2022 Attorneys of the Year: Patrick Michenfelder and Mahesha Subbaraman

Can a signed waiver protect a company from the effects of its blatant negligence? Attorneys Patrick Michenfelder and Mahesha Subbaraman believed the moral and legal answer to that question was “no”—but it took them some time to convince the Minnesota courts.

The case of Justice v. Marvel LLC began when a child attended a birthday party and fell from an inflatable attraction. “There was commercial grade carpeting on the floor below the amusement instead of padding,” Michenfelder explains. Without adequate protection, the child sustained a permanent brain injury.

What seemed like a clear case of negligence was complicated by a waiver the mother had signed. “It was a typical waiver with very broad language,” Michenfelder says, and it convinced several judges that the family had no grounds for a lawsuit. “We lost at the trial level, and we lost in the court of appeals,” Michenfelder says.

But he and Subbaraman ultimately prevailed at the Minnesota Supreme Court, which decided they could take their case against the company forward. “They said, ‘No, that waiver isn’t good enough,’” Michenfelder summarizes.

“The facts of the case were compelling,” he adds. “You had a young kid doing exactly what young kids are invited to do. He got a serious injury when something easily could have been done to prevent it.” Pointing out that installing padded surfaces where children will be rough housing is a “minimal expense, commonsense measure,” Michenfelder says. “This is a case that cried out for justice.”

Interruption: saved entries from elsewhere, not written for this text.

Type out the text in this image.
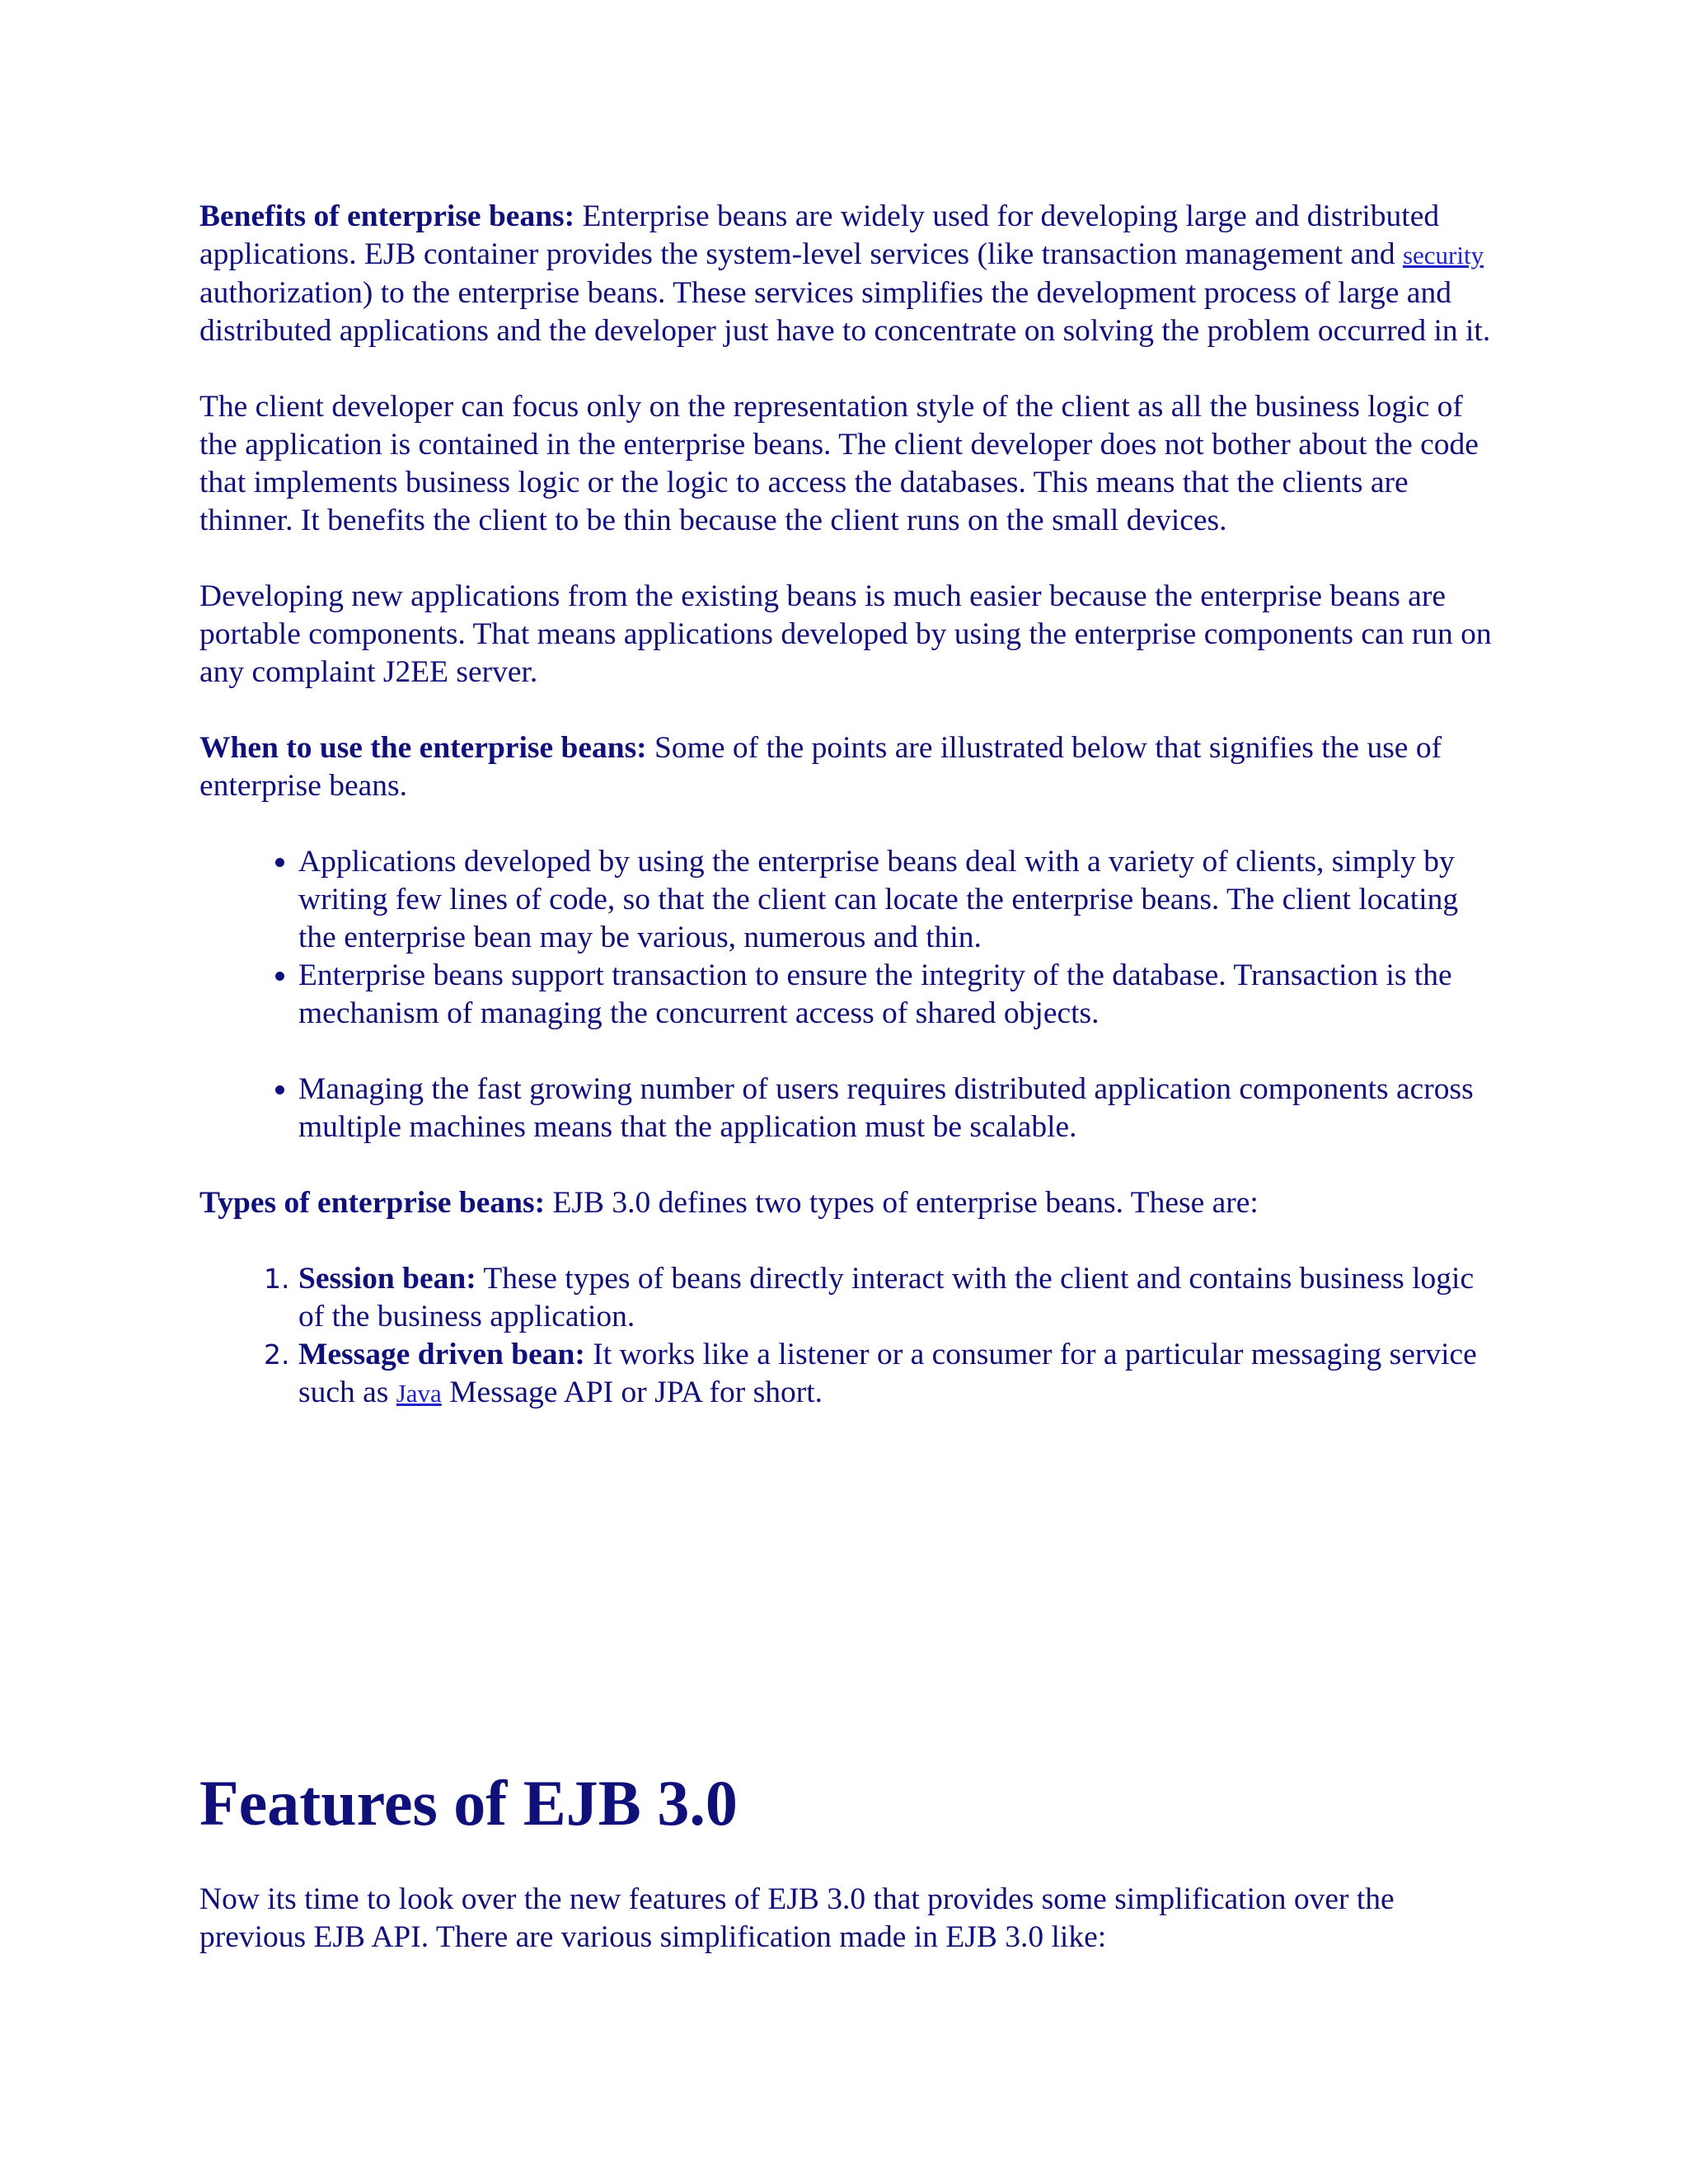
Benefits of enterprise beans: Enterprise beans are widely used for developing large and distributed applications. EJB container provides the system-level services (like transaction management and security authorization) to the enterprise beans. These services simplifies the development process of large and distributed applications and the developer just have to concentrate on solving the problem occurred in it.

The client developer can focus only on the representation style of the client as all the business logic of the application is contained in the enterprise beans. The client developer does not bother about the code that implements business logic or the logic to access the databases. This means that the clients are thinner. It benefits the client to be thin because the client runs on the small devices.

Developing new applications from the existing beans is much easier because the enterprise beans are portable components. That means applications developed by using the enterprise components can run on any complaint J2EE server.

When to use the enterprise beans: Some of the points are illustrated below that signifies the use of enterprise beans.

• Applications developed by using the enterprise beans deal with a variety of clients, simply by writing few lines of code, so that the client can locate the enterprise beans. The client locating the enterprise bean may be various, numerous and thin.
• Enterprise beans support transaction to ensure the integrity of the database. Transaction is the mechanism of managing the concurrent access of shared objects.
• Managing the fast growing number of users requires distributed application components across multiple machines means that the application must be scalable.

Types of enterprise beans: EJB 3.0 defines two types of enterprise beans. These are:

1. Session bean: These types of beans directly interact with the client and contains business logic of the business application.
2. Message driven bean: It works like a listener or a consumer for a particular messaging service such as Java Message API or JPA for short.
Features of EJB 3.0

Now its time to look over the new features of EJB 3.0 that provides some simplification over the previous EJB API. There are various simplification made in EJB 3.0 like:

Thanks to Michenfelder and Subbaraman’s work, companies in Minnesota are now more likely to be held responsible for their negligence.

“I think this will make it just a little bit tougher for companies to think that they’ll get off the hook if they have a sufficient waiver,” Michenfelder says. “Now they’ve also got to think about taking some basic, fundamental precautions. And that’s a significant win for society.